/SharpLearning

Machine learning for C# .Net

Primary LanguageC#OtherNOASSERTION

SharpLearning

Build status

SharpLearning is an opensource machine learning library for C# .Net. The goal of SharpLearning is to provide .Net developers with easy access to machine learning algorithms and models.

Currently the main focus is supervised learning for classification and regression, while also providing the necesarry tools for optimizing and validating the trained models.

SharpLearning provides a simple high-level interface for machine learning algorithms.
In SharpLearning a machine learning algorithm is refered to as a Learner, and a machine learning model is refered to as a PredictorModel. An example of usage can be seen below:

// Create a random forest learner for classification with 100 trees
var learner = new ClassificationRandomForestLearner(trees: 100);

// learn the model
var model = learner.Learn(observations, targets);

// use the model for predicting new observations
var predictions = model.Predict(testObservations);

// save the model for use with another application
model.Save(() => new StreamWriter("randomforest.xml"));

All machine learning algorithms and models implement the same interface for easy replacement.

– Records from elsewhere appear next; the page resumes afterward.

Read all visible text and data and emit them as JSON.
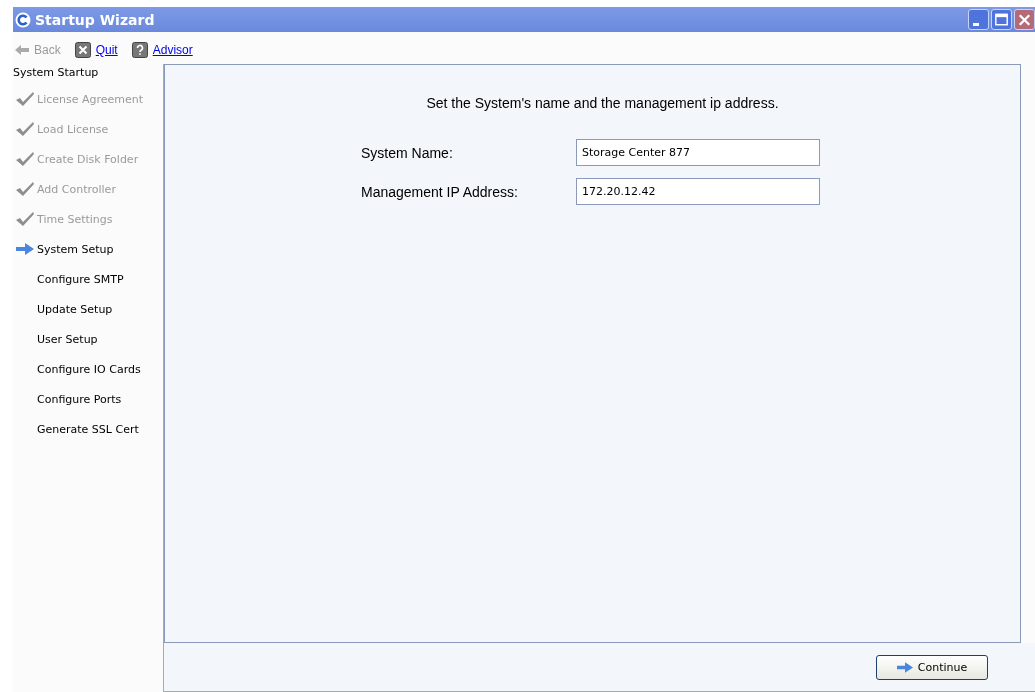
{
  "window": {
    "title": "Startup Wizard"
  },
  "toolbar": [
    {
      "kind": "back",
      "label": "Back",
      "disabled": true
    },
    {
      "kind": "quit",
      "label": "Quit",
      "disabled": false
    },
    {
      "kind": "advisor",
      "label": "Advisor",
      "disabled": false
    }
  ],
  "sidebar": {
    "heading": "System Startup",
    "steps": [
      {
        "label": "License Agreement",
        "kind": "done"
      },
      {
        "label": "Load License",
        "kind": "done"
      },
      {
        "label": "Create Disk Folder",
        "kind": "done"
      },
      {
        "label": "Add Controller",
        "kind": "done"
      },
      {
        "label": "Time Settings",
        "kind": "done"
      },
      {
        "label": "System Setup",
        "kind": "current"
      },
      {
        "label": "Configure SMTP",
        "kind": "pending"
      },
      {
        "label": "Update Setup",
        "kind": "pending"
      },
      {
        "label": "User Setup",
        "kind": "pending"
      },
      {
        "label": "Configure IO Cards",
        "kind": "pending"
      },
      {
        "label": "Configure Ports",
        "kind": "pending"
      },
      {
        "label": "Generate SSL Cert",
        "kind": "pending"
      }
    ]
  },
  "form": {
    "instruction": "Set the System's name and the management ip address.",
    "fields": [
      {
        "label": "System Name:",
        "value": "Storage Center 877"
      },
      {
        "label": "Management IP Address:",
        "value": "172.20.12.42"
      }
    ]
  },
  "buttons": [
    {
      "label": "Continue"
    }
  ]
}
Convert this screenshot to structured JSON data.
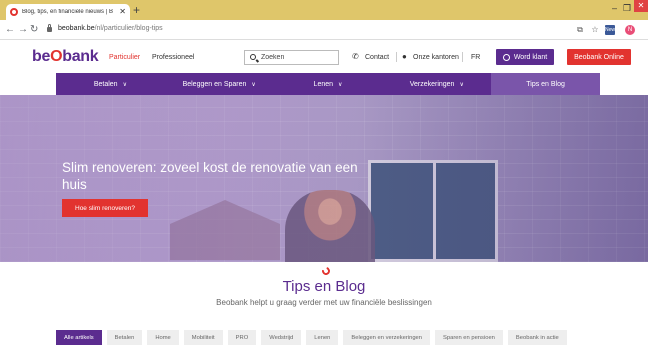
{
  "browser": {
    "tab_title": "Blog, tips, en financiele nieuws | B",
    "tab_close": "✕",
    "new_tab": "+",
    "url_host": "beobank.be",
    "url_path": "/nl/particulier/blog-tips",
    "window_controls": {
      "minimize": "–",
      "maximize": "❐",
      "close": "✕"
    },
    "profile_initial": "N",
    "folder_badge": "New"
  },
  "header": {
    "logo_pre": "be",
    "logo_o": "O",
    "logo_post": "bank",
    "nav_particulier": "Particulier",
    "nav_professioneel": "Professioneel",
    "search_placeholder": "Zoeken",
    "contact": "Contact",
    "kantoren": "Onze kantoren",
    "language": "FR",
    "word_klant": "Word klant",
    "online": "Beobank Online"
  },
  "mainnav": [
    {
      "label": "Betalen",
      "chevron": "∨"
    },
    {
      "label": "Beleggen en Sparen",
      "chevron": "∨"
    },
    {
      "label": "Lenen",
      "chevron": "∨"
    },
    {
      "label": "Verzekeringen",
      "chevron": "∨"
    },
    {
      "label": "Tips en Blog",
      "chevron": ""
    }
  ],
  "hero": {
    "title": "Slim renoveren: zoveel kost de renovatie van een huis",
    "button": "Hoe slim renoveren?"
  },
  "blog": {
    "title": "Tips en Blog",
    "subtitle": "Beobank helpt u graag verder met uw financiële beslissingen"
  },
  "filters": [
    "Alle artikels",
    "Betalen",
    "Home",
    "Mobiliteit",
    "PRO",
    "Wedstrijd",
    "Lenen",
    "Beleggen en verzekeringen",
    "Sparen en pensioen",
    "Beobank in actie"
  ],
  "colors": {
    "brand_purple": "#5b2c8f",
    "brand_red": "#e2332f",
    "chrome_tabbar": "#dfc66a"
  }
}
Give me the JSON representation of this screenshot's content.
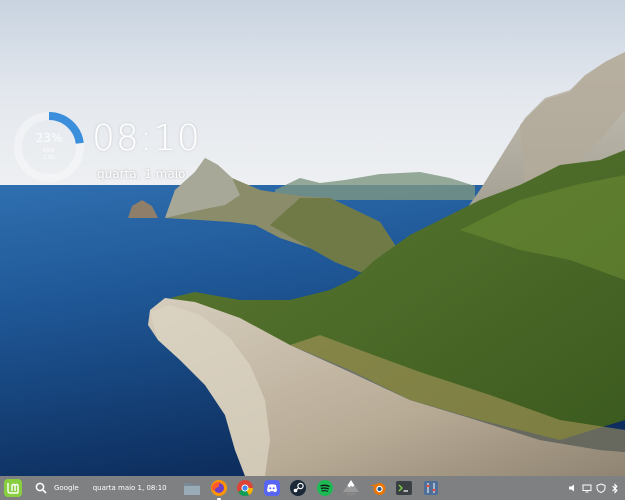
{
  "widget": {
    "percent": "23%",
    "percent_value": 0.23,
    "resource_label": "RAM",
    "resource_value": "1.9G",
    "time": "08:10",
    "date": "quarta, 1 maio"
  },
  "panel": {
    "menu_icon": "linux-mint-menu-icon",
    "search_icon": "search-icon",
    "search_label": "Google",
    "clock": "quarta maio 1, 08:10",
    "dock": [
      {
        "name": "files-icon",
        "active": false
      },
      {
        "name": "firefox-icon",
        "active": true
      },
      {
        "name": "chrome-icon",
        "active": false
      },
      {
        "name": "discord-icon",
        "active": false
      },
      {
        "name": "steam-icon",
        "active": false
      },
      {
        "name": "spotify-icon",
        "active": false
      },
      {
        "name": "inkscape-icon",
        "active": false
      },
      {
        "name": "blender-icon",
        "active": false
      },
      {
        "name": "terminal-icon",
        "active": false
      },
      {
        "name": "mixer-icon",
        "active": false
      }
    ],
    "tray": [
      "volume-icon",
      "display-icon",
      "shield-icon",
      "bluetooth-icon"
    ]
  },
  "colors": {
    "ring_fill": "#3a8edb",
    "ring_track": "rgba(255,255,255,0.35)",
    "mint_green": "#87cf3e",
    "sea": "#1d4a86",
    "sky": "#dfe6ee"
  }
}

Currently SharpLearning supports the following machine learning algorithms and models:

  • DecisionTrees
  • Adaboost (trees)
  • GradientBoost (trees)
  • RandomForest
  • ExtraTrees
  • NeuralNets (layers for fully connected and convolutional nets)
  • Ensemble Learning

All the machine learning algorithms have sensible default hyperparameters for easy usage. However, several optimization methods are availible for hyperparameter tuning:

  • GridSearch
  • RandomSearch
  • ParticleSwarm
  • GlobalizedBoundedNelderMead
  • SequentialModelBased

License

SharpLearning is covered under the terms of the MIT license. You may therefore link to it and use it in both opensource and proprietary software projects.

Documentation

SharpLearning contains xml documentation to help guide the user while using the library.

Code examples and more information about how to use SharpLearning can be found in SharpLearning.Examples

The wiki also contains a set of guides on how to get started:

Installation

The recommended way to get SharpLearning is to use NuGet. The packages are provided and maintained in the public NuGet Gallery. More information can be found in the getting started guide on the wiki

Learner and model packages:

  • SharpLearning.DecisionTrees - Provides learning algorithms and models for DecisionTree regression and classification.
  • SharpLearning.AdaBoost - Provides learning algorithms and models for AdaBoost regression and classification.
  • SharpLearning.RandomForest - Provides learning algorithms and models for RandomForest and ExtraTrees regression and classification.
  • SharpLearning.GradientBoost - Provides learning algorithms and models for GradientBoost regression and classification.
  • SharpLearning.Neural - Provides learning algorithms and models for neural net regression and classification. Layers availible for fully connected and covolutional nets.
  • SharpLearning.Ensemble - Provides ensemble learning for regression and classification. Makes it possible to combine the other learners/models from SharpLearning.
  • SharpLearning.Common.Interfaces - Provides common interfaces for SharpLearning.

Validation and model selection packages:

  • SharpLearning.CrossValidation - Provides cross-validation, training/test set samplers and learning curves for SharpLearning.
  • SharpLearning.Metrics - Provides classification, regression, impurity and ranking metrics..
  • SharpLearning.Optimization - Provides optimization algorithms for hyperparameter tuning.

Container/IO packages:

  • SharpLearning.Containers - Provides containers and base extension methods for SharpLearning.
  • SharpLearning.InputOutput - Provides csv parsing and serialization for SharpLearning.
  • SharpLearning.FeatureTransformations - Provides CsvRow transforms like missing value replacement and matrix transforms like MinMaxNormalization.